For an artificial tree to have a lower environmental impact to real trees, you’ll need to hang on to that artificial tree for at least a decade. While both artificial and real trees have their disadvantages, the real Christmas tree is still where we tend to lean. If you want to be a holiday season all-star, forgo the notion of an indoor Christmas tree. Consider planting a new tree outside your home that can be decorated and enjoyed from a distance every holiday season.
Between Thanksgiving to New Year’s, Americans throw away 25% more trash than any other time of year. In just two months, this extra waste amounts to 25 million tons of garbage sent to the landfill. Luckily in Summit County, our towns typically support the proper disposal of Christmas trees every year. Christmas trees can be brought to conveniently located disposal sites at each town and are usually open up to a month after Christmas day.
In Breckenridge, residents’ trees are accepted at the Stillson Lot off Wellington road, near the stables. You can also drop off trees at Trent Park in Silverthorne, the marina lot in Frisco, Dillon Town Hall, and the Summit County Resource Allocation Park (SCRAP).
For artificial trees, consider reselling yours online if it’s in good condition. You can also donate artificial trees to a local non-profit, church, or charity, or give it away to a friend. Consider re-purposing your tree – use it to make wreaths or a garland.

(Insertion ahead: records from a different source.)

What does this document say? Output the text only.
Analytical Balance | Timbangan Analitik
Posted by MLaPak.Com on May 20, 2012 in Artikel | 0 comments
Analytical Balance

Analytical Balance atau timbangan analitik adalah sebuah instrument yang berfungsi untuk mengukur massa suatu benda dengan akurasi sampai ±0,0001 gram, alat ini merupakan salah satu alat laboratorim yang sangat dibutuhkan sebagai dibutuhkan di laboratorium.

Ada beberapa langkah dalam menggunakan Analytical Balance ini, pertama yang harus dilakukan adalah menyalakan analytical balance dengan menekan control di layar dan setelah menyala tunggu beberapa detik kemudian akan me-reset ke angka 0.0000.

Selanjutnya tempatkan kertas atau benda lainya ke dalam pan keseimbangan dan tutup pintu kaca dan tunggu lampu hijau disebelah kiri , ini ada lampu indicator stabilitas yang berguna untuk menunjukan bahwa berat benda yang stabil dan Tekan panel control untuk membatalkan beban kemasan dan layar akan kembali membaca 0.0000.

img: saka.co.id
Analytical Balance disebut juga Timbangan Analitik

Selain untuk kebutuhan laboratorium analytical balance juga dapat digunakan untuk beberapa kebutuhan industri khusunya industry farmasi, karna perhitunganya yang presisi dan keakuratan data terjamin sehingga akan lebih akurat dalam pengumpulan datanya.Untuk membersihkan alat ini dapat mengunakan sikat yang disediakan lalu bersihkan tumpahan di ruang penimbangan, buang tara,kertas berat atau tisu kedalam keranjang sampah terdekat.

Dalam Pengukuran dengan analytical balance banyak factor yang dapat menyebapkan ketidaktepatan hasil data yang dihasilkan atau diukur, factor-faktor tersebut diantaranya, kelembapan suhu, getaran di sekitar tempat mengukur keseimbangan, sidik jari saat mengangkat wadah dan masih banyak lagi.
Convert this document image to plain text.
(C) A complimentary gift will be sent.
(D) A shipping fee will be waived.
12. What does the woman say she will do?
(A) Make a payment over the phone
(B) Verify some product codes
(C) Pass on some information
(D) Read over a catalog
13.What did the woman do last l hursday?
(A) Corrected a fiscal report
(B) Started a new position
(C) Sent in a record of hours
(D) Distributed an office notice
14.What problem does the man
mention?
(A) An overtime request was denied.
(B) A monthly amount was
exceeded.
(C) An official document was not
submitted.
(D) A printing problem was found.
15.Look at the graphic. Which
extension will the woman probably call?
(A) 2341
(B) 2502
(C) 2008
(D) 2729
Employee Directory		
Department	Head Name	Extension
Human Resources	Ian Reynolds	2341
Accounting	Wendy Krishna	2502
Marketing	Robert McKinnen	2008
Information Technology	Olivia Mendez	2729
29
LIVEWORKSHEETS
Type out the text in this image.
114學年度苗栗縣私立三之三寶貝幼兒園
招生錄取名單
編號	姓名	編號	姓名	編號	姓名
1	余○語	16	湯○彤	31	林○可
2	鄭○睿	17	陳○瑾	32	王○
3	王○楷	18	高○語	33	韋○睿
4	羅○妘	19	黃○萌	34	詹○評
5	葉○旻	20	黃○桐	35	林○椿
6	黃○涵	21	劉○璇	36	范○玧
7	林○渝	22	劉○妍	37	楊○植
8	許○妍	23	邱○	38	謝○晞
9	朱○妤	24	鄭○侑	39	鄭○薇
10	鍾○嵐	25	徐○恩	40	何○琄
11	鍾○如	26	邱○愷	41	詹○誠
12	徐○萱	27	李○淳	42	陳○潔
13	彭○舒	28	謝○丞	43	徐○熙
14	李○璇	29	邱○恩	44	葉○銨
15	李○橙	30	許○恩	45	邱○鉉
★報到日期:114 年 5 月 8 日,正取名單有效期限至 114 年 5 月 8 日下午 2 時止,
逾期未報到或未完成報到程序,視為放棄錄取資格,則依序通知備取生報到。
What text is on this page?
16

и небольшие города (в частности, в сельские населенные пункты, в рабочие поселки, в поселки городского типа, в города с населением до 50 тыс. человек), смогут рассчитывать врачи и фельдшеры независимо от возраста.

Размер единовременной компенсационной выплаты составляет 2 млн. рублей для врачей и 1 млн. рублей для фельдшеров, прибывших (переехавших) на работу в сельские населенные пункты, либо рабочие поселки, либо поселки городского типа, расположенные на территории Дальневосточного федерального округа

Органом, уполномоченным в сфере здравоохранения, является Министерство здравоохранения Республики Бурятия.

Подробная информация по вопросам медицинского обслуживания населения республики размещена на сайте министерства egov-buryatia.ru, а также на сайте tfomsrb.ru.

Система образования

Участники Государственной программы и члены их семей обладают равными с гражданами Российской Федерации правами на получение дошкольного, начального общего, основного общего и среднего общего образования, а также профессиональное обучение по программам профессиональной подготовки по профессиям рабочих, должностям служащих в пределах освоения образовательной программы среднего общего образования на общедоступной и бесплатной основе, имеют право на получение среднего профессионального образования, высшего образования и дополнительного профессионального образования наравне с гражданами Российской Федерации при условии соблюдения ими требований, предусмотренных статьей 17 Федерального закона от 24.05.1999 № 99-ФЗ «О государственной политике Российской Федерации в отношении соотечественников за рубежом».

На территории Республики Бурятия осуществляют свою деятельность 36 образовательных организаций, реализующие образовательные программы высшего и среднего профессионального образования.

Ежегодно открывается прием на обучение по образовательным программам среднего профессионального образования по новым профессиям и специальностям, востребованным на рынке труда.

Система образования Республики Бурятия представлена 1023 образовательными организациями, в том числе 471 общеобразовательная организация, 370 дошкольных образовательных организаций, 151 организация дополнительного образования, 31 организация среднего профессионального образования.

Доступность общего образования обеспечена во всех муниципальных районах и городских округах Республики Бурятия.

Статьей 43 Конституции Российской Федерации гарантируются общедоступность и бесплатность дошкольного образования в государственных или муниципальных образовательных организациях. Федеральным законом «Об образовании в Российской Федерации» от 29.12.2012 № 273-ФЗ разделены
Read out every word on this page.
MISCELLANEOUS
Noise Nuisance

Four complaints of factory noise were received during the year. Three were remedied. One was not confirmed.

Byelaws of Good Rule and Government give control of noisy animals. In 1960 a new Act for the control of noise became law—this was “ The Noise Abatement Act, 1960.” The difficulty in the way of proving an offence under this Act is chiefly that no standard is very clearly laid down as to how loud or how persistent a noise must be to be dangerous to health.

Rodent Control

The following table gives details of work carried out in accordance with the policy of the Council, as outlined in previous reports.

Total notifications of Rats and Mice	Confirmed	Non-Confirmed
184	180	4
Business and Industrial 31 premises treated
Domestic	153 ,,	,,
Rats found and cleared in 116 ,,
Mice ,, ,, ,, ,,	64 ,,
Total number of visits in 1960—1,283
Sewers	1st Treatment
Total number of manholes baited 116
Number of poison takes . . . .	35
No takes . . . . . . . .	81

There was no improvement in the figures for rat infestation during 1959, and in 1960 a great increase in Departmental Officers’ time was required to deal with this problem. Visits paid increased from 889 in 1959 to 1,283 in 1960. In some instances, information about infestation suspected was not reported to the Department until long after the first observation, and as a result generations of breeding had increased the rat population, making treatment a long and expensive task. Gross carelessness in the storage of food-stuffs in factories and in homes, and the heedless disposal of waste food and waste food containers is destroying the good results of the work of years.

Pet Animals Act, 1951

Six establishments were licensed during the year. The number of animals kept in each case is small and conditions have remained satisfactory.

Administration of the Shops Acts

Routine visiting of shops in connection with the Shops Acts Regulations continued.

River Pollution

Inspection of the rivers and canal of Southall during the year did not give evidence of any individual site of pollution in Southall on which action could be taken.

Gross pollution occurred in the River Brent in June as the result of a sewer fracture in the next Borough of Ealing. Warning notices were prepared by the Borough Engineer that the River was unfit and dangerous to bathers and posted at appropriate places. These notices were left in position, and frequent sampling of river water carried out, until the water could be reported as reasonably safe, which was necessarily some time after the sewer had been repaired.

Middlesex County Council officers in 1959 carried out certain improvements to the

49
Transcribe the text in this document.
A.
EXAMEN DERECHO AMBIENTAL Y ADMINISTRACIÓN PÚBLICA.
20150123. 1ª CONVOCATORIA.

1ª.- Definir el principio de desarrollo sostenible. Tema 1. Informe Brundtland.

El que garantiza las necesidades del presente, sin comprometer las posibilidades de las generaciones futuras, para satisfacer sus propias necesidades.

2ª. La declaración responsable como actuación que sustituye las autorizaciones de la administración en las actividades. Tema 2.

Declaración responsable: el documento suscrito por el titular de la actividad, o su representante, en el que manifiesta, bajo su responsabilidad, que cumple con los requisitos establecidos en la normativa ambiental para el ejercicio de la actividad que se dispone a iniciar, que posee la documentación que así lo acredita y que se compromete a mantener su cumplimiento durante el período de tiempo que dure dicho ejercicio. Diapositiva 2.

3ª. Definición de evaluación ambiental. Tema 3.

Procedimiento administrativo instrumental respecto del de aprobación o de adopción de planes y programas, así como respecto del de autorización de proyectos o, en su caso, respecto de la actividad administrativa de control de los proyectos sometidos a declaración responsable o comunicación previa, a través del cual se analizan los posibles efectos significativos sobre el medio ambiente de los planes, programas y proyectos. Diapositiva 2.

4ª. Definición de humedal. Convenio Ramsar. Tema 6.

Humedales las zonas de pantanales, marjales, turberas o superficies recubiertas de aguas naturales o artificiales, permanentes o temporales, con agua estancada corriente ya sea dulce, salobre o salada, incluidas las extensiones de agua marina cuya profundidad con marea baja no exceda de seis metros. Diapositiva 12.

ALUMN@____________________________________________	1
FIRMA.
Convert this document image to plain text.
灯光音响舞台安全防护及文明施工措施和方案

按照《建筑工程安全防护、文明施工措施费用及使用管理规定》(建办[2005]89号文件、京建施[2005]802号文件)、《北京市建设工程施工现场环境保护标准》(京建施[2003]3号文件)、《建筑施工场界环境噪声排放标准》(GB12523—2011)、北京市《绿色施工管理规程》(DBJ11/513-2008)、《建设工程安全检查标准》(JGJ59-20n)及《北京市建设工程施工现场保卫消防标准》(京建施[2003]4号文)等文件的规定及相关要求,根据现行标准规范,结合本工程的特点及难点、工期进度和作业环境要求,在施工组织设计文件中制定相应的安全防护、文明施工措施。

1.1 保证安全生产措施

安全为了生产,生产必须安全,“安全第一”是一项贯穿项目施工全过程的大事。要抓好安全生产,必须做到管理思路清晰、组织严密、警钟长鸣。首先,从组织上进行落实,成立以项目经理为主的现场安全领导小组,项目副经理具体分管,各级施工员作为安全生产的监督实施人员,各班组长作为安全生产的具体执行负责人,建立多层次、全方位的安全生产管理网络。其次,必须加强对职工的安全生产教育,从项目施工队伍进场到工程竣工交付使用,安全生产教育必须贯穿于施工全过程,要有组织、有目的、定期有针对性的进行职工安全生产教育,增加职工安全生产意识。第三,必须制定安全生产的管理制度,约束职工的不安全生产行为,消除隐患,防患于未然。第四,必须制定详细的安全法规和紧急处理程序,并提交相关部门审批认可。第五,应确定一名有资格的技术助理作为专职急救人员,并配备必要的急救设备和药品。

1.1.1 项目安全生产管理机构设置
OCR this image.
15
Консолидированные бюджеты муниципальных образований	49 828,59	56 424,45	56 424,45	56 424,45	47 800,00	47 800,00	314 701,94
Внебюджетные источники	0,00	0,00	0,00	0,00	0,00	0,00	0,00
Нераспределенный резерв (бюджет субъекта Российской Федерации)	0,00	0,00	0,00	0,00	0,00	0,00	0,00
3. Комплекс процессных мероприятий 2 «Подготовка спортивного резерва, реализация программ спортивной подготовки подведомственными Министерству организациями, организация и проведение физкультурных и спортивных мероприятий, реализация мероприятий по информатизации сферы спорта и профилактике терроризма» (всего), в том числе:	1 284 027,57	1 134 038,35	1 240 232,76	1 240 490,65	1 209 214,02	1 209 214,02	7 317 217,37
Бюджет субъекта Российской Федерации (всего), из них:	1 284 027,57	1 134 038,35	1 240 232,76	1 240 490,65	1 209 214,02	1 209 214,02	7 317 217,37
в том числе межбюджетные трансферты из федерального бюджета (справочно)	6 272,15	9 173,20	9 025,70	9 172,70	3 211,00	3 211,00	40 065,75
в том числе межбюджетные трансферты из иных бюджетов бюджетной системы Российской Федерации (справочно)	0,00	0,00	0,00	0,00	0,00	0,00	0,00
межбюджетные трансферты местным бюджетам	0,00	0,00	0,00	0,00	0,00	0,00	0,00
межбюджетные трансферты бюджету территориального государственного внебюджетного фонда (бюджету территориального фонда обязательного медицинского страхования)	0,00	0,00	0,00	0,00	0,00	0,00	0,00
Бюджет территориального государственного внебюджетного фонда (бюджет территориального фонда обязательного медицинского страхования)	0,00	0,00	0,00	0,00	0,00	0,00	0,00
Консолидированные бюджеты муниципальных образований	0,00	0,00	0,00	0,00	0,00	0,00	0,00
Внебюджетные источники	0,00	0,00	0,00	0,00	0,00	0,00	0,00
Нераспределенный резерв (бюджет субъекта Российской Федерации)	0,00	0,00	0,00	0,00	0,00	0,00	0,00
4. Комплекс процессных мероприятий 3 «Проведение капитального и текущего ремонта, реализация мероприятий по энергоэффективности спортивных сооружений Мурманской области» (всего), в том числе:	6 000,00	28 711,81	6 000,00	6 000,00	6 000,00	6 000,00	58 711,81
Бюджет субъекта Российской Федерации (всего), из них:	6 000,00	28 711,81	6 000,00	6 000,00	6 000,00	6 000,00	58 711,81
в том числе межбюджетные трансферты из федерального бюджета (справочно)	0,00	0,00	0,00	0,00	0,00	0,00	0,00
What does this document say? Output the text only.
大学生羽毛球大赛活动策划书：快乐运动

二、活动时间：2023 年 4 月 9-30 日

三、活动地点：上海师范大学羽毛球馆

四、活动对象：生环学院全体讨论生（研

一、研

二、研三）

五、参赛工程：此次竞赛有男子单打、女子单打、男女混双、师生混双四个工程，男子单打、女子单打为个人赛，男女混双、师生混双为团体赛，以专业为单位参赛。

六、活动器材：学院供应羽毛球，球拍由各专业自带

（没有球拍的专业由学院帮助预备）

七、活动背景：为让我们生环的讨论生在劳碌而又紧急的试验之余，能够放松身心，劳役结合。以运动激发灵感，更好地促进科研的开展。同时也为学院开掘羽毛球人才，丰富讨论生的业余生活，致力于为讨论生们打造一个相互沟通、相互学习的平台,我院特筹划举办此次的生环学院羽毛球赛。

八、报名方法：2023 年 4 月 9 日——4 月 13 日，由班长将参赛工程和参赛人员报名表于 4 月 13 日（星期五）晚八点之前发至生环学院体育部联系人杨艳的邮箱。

Got a bad string of lights? Recycle them at Lowes in Silverthorne during business hours. The collection bin is located next to the customer service desk. If you’ve been upgraded to a new TV or stereo this holiday season, old electronics and even string lights can be recycled as electronic waste at the SCRAP in Keystone.
For more information on holiday recycling, visit our page at https://highcountryconservation.org/holiday-recycling-tips/
As you can see, there’s no need to abandon your favorite holiday traditions. Get creative and you’ll be giving the best gifts to our planet this holiday season.